Q: Do you have a favorite piece in your home?

A: My favorite is always the most recent. I just got four classic Nakashima spindle-back chairs in a small dining nook for breakfast in the country.

Q: Is there any material that you’re partial to?

A: I love the way Warren Platner used polished steel rods as a decorative and structural element in an entirely different way from Bertoia. His table and chair designs require precise alignment. The result makes a statement in any room. Paired with Saarinen’s chairs, you can create a setting with an enduring mid-century vibe.

Q: What modern furniture do you recommend for outside?

A: I suggest the 1966 Schultz collection. These pieces were developed by Richard Schultz with Florence Knoll. She needed outdoor furniture for her new home in Coral Gables, Fla. It set the standard for contemporary classic outdoor furniture.

Q: I see you collect the work of Ettore Sottsass. What is your favorite piece?

A: I have a long history of collecting Ettore Sottsass. I started with his ceramic totems. I own “Chiara di Luna,” “Chocolate” and other untitled works. I have two Japanese Sottsass lacquer pieces in my home office. Then I moved on to glass and other manageable objects. They work well with the Mandarin chair by Sottsass for Knoll and the wonderful Muuto baskets for quick storage.

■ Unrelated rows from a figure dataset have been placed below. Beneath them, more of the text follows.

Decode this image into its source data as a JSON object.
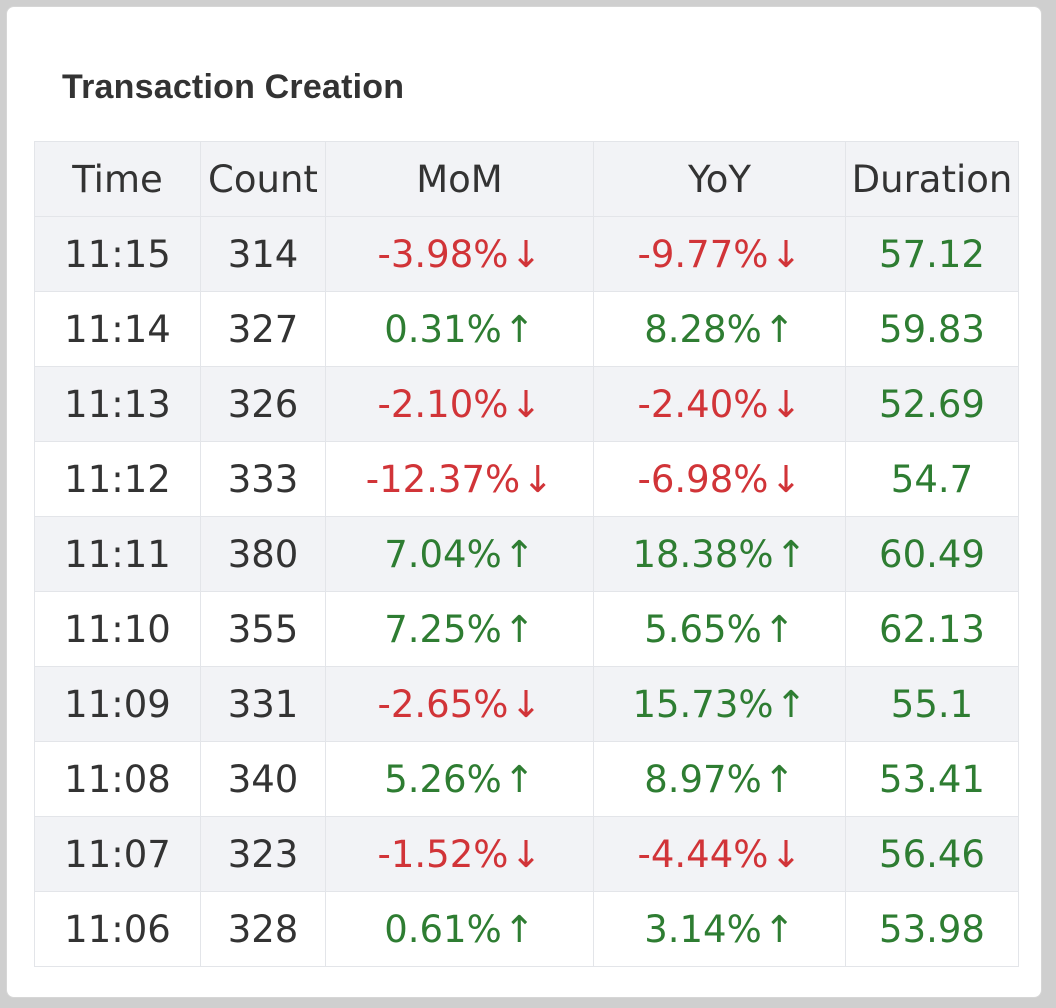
{
  "title": "Transaction Creation",
  "columns": [
    "Time",
    "Count",
    "MoM",
    "YoY",
    "Duration"
  ],
  "colors": {
    "negative": "#d13438",
    "positive": "#2e7d32",
    "text": "#333333",
    "stripe": "#f2f3f6"
  },
  "icons": {
    "down": "arrow-down-icon",
    "up": "arrow-up-icon"
  },
  "rows": [
    {
      "time": "11:15",
      "count": "314",
      "mom": {
        "text": "-3.98%",
        "dir": "down"
      },
      "yoy": {
        "text": "-9.77%",
        "dir": "down"
      },
      "duration": "57.12"
    },
    {
      "time": "11:14",
      "count": "327",
      "mom": {
        "text": "0.31%",
        "dir": "up"
      },
      "yoy": {
        "text": "8.28%",
        "dir": "up"
      },
      "duration": "59.83"
    },
    {
      "time": "11:13",
      "count": "326",
      "mom": {
        "text": "-2.10%",
        "dir": "down"
      },
      "yoy": {
        "text": "-2.40%",
        "dir": "down"
      },
      "duration": "52.69"
    },
    {
      "time": "11:12",
      "count": "333",
      "mom": {
        "text": "-12.37%",
        "dir": "down"
      },
      "yoy": {
        "text": "-6.98%",
        "dir": "down"
      },
      "duration": "54.7"
    },
    {
      "time": "11:11",
      "count": "380",
      "mom": {
        "text": "7.04%",
        "dir": "up"
      },
      "yoy": {
        "text": "18.38%",
        "dir": "up"
      },
      "duration": "60.49"
    },
    {
      "time": "11:10",
      "count": "355",
      "mom": {
        "text": "7.25%",
        "dir": "up"
      },
      "yoy": {
        "text": "5.65%",
        "dir": "up"
      },
      "duration": "62.13"
    },
    {
      "time": "11:09",
      "count": "331",
      "mom": {
        "text": "-2.65%",
        "dir": "down"
      },
      "yoy": {
        "text": "15.73%",
        "dir": "up"
      },
      "duration": "55.1"
    },
    {
      "time": "11:08",
      "count": "340",
      "mom": {
        "text": "5.26%",
        "dir": "up"
      },
      "yoy": {
        "text": "8.97%",
        "dir": "up"
      },
      "duration": "53.41"
    },
    {
      "time": "11:07",
      "count": "323",
      "mom": {
        "text": "-1.52%",
        "dir": "down"
      },
      "yoy": {
        "text": "-4.44%",
        "dir": "down"
      },
      "duration": "56.46"
    },
    {
      "time": "11:06",
      "count": "328",
      "mom": {
        "text": "0.61%",
        "dir": "up"
      },
      "yoy": {
        "text": "3.14%",
        "dir": "up"
      },
      "duration": "53.98"
    }
  ]
}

Q: Do you have any tips on how to spot an authentic piece when purchasing vintage furniture to avoid buying a knockoff?

A: Start by going to our website, knoll.com, to see the pieces, forms, materials and dimensions of works. We have an entire section devoted to classics, and the Knoll archive has a complete history of our products. Next, choose a reputable dealer. Check the labels for Knoll’s address. Some pieces even carry a distinctive label designed by the Swiss graphic designer Herbert Matter. Be sure to check back fabrics on upholstery.

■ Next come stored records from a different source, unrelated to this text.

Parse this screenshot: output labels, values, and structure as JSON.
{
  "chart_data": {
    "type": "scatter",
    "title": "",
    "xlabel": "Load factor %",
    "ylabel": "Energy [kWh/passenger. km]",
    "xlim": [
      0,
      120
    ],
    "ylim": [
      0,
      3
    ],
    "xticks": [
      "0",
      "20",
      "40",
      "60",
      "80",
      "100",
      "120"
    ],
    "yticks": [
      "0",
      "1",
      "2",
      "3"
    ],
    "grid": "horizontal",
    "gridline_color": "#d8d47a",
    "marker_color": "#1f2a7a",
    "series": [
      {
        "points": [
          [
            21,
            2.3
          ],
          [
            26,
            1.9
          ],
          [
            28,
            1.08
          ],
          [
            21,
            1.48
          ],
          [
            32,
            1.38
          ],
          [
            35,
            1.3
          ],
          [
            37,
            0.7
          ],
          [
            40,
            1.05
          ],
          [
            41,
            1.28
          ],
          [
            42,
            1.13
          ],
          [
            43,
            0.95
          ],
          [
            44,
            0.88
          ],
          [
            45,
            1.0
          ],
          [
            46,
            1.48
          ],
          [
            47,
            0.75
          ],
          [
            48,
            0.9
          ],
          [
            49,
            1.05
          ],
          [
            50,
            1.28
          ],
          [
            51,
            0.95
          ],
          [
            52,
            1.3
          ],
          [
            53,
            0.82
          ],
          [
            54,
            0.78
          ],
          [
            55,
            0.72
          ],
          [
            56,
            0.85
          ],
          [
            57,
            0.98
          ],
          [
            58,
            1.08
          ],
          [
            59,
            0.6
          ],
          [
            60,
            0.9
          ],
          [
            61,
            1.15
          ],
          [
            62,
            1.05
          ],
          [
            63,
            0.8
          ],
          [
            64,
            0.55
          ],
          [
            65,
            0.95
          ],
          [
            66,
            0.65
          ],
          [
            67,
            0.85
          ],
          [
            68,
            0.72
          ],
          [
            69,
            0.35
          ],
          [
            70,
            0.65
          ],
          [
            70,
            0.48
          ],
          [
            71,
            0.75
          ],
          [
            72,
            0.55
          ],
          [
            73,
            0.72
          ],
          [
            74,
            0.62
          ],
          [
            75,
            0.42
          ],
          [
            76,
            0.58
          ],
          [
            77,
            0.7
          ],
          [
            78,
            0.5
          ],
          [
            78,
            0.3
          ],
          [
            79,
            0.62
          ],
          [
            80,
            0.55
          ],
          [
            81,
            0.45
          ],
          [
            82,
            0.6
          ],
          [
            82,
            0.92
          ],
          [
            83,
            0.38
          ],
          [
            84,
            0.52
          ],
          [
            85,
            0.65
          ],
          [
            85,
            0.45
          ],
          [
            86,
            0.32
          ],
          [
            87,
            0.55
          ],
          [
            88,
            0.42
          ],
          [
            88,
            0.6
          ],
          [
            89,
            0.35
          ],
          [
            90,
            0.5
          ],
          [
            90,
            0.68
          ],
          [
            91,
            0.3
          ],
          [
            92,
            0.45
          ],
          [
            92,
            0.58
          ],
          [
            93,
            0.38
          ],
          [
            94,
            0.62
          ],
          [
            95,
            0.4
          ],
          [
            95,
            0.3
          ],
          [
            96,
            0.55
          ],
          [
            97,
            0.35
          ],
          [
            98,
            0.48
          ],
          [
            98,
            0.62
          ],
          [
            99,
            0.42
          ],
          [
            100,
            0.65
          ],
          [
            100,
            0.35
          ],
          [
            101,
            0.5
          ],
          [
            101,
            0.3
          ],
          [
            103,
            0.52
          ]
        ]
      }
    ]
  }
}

Q: My home is a Scandinavian bow house. Is mid-century furniture a good fit with this architecture?

A: It is an ideal combination. Start by looking at vintage Scandinavian furniture, but also consider a new perspective on Scandinavian design with Muuto. A good eclectic mix of classic Knoll, classic Scandinavian and Muuto pieces that reflect light and protect a youthful (in spirit, not age) image are a perfect combination. Muuto Fiber chairs pair wonderfully with Saarinen tables. The Muuto Oslo chair also has a wonderful organic form and is perfect for dining and working with Saarinen.

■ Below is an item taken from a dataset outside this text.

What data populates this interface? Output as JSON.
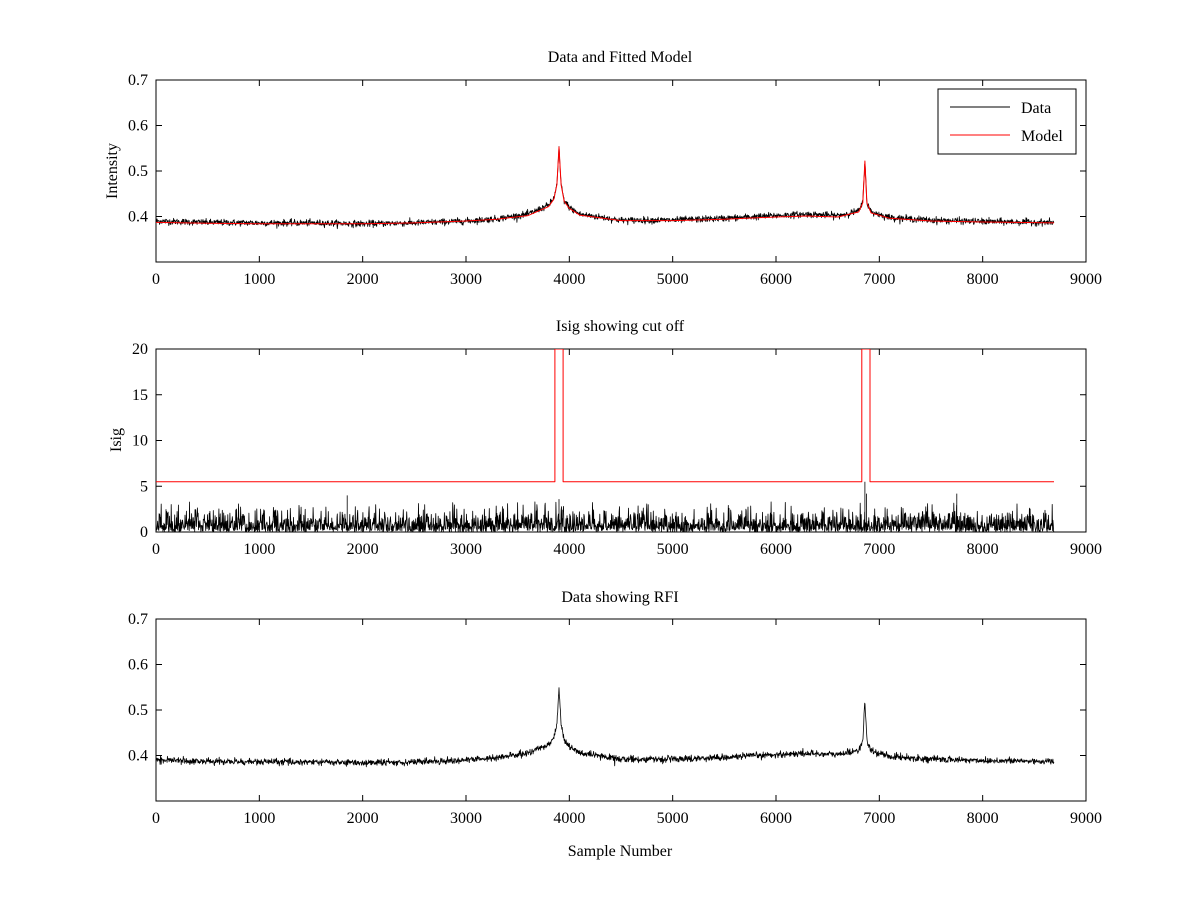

Q: So much of the work of the Bauhaus and modernist traditions is connected to a philosophy and theory on how we should live, same for postmodern design. Where do you think we are headed in terms of design and the philosophy connected to it? What artists display this new direction?

A: This question is not so easy. Bauhaus design and American modern tradition were the prewar and postwar ideas of living and working in modern environments; this is true for work in architecture, interiors, furniture and objects. The modern idea asked architecture to create and divide space. It was important to set the stage for the figure that is the occupant of the space. This modern concept in interiors was pioneered by Florence Knoll with the establishment of the planning unit in the late 1940s. For example, these ideas are used by David Adjaye in a space featuring a Saarinen table and his Skeleton chairs from the Washington Collection. Adjaye used Mies’s cantilever form in his chair to make a classic in the making. Using this chair as an example again, think of the novel use of materials in modern design. The use of copper reflecting light in his chair can make the chair invisible at certain times of day or give it a “friend” with a shadow, similar to Harry Bertoia’s classic seating form.

Q: What are your favorite books that relate to the philosophy of design?

A: “Harold and the Purple Crayon” by Crockett Johnson. Don’t laugh at me. Read it and imagine.

Q: What tips do you have for building career longevity and endurance in creative fields?

A: It all comes down to hard work. Stay current both at work and in your specific field of design. At Knoll, I am always looking at how trends will inform the future and how they will affect the way we live and work. Seek out everything: events at local museums, online design, etc. Read and reference images as often as possible. Look for links between 2-D and 3-D design. For me, it’s reading.